The assignment does not require a way to add inventory from the web site (though that's a fine thing to have if you find time). You can add entries to inventory using sqlite3 to issue SQL commands to the database. I added small command to add (unrented) cars to the inventory:
flask$ flask --app rental add-car Description: Blue Toyota Sienna Size class (small, medium, large): large Inventory Blue Toyota Sienna (large) added
To do this, I Followed the pattern of db.py in Counter 4 to create a CLI command with the two arguments shown. The body of the method performs the SQL commands (rather than calling other methods as the example). I also updated the init_app method at the bottom to add my command to the app. The existing add_user method, and some code in the Chat have examples of the SQL insert command similar to what is needed here.

Next: Making it list the inventory.

Well, not Yet. First...

Integrating the Login

  1. I swiped the base and counter templates from Counter 4, and placed them in a new directory templates inside inven.
  2. I renamed counter.tmpl to login.tmpl. I cut a little from the base and a lot from login. Counter doesn't mention state, just HTML boiler plate and the optional error display at bottom. Login just presents the form for creds, and removes basically everything else.
  3. For the login form, I removed the action attribute so the form submits back to the URL it came from.
  4. I created a stub inventory view.
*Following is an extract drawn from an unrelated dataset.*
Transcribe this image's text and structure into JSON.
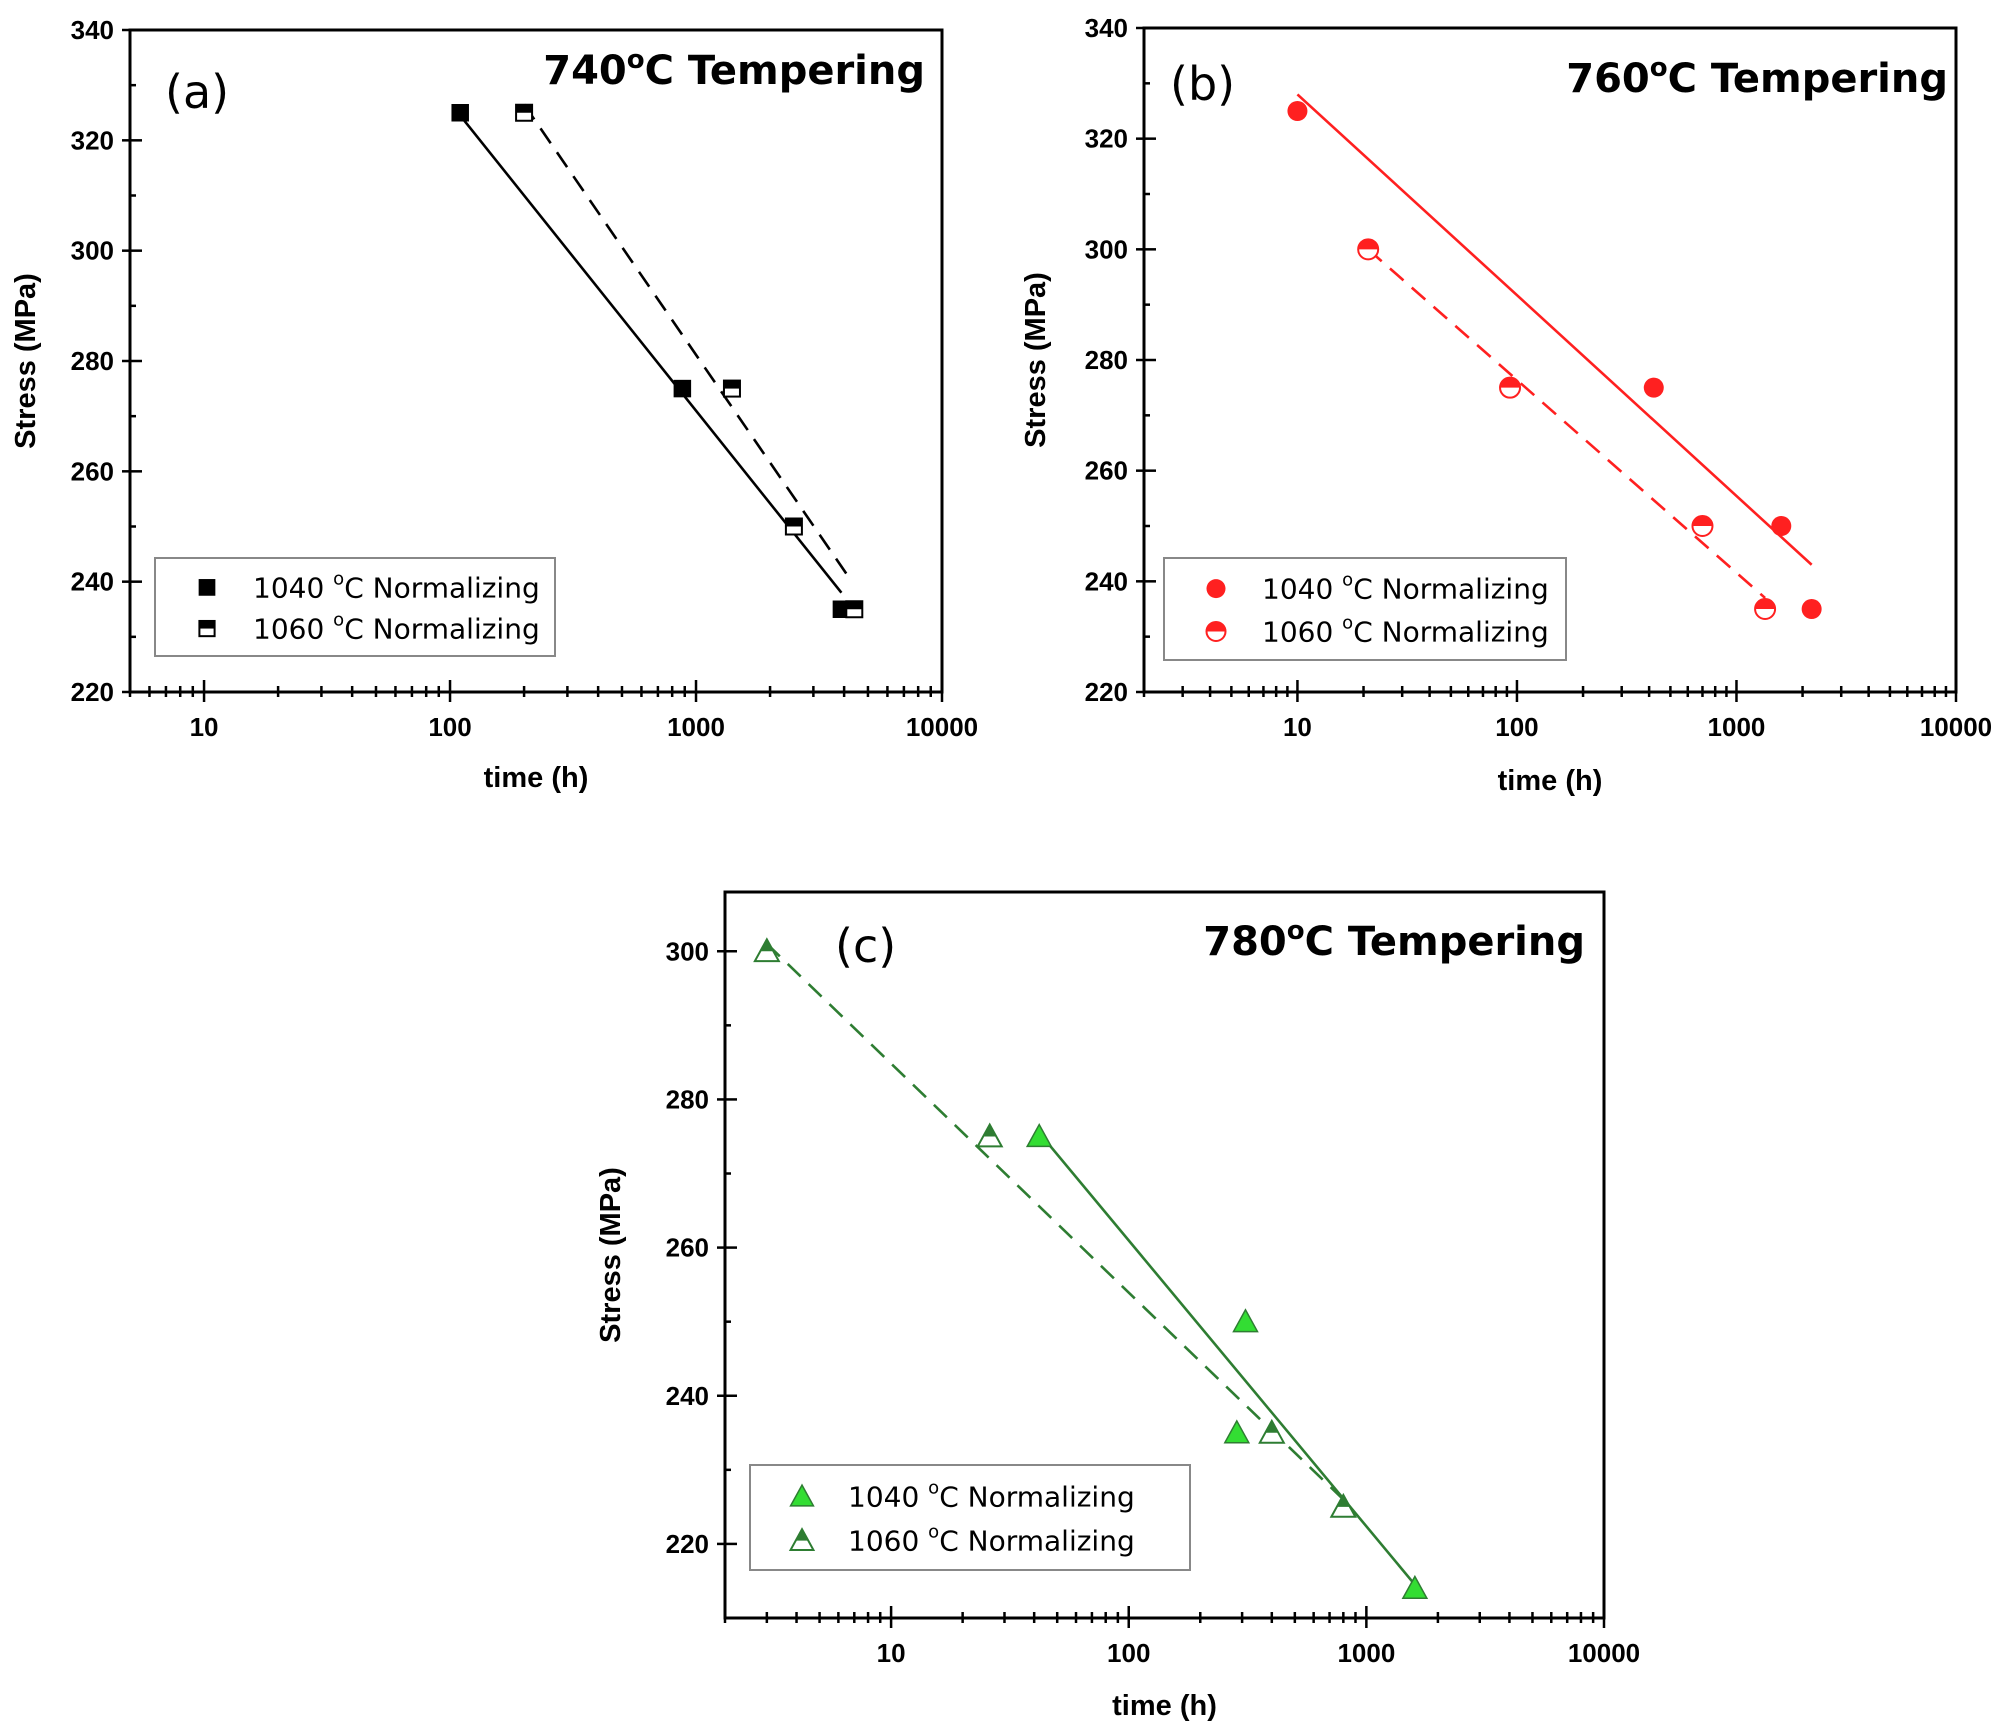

New file inven.py which contains a single view, that for present is just an HTML string that says it's a stub. Give the file a proper init method and have __init__.py call it, so inven can join the party.
  5. The existing home.py becomes the login page.
    1. It now has two view functions, distinguished by method (same URL). This technique is used in Counter 4 registration.
    2. When reached by GET, the session is initialized as logged out, and the login template is rendered.
    3. When reached by POST, the login data is checked. If bad, the login template is rendered again with an error message. If not, the browser is forwarded to the inventory listing, presently a stub.
    4. I followed the pattern in gen.logo in the counter to check the password.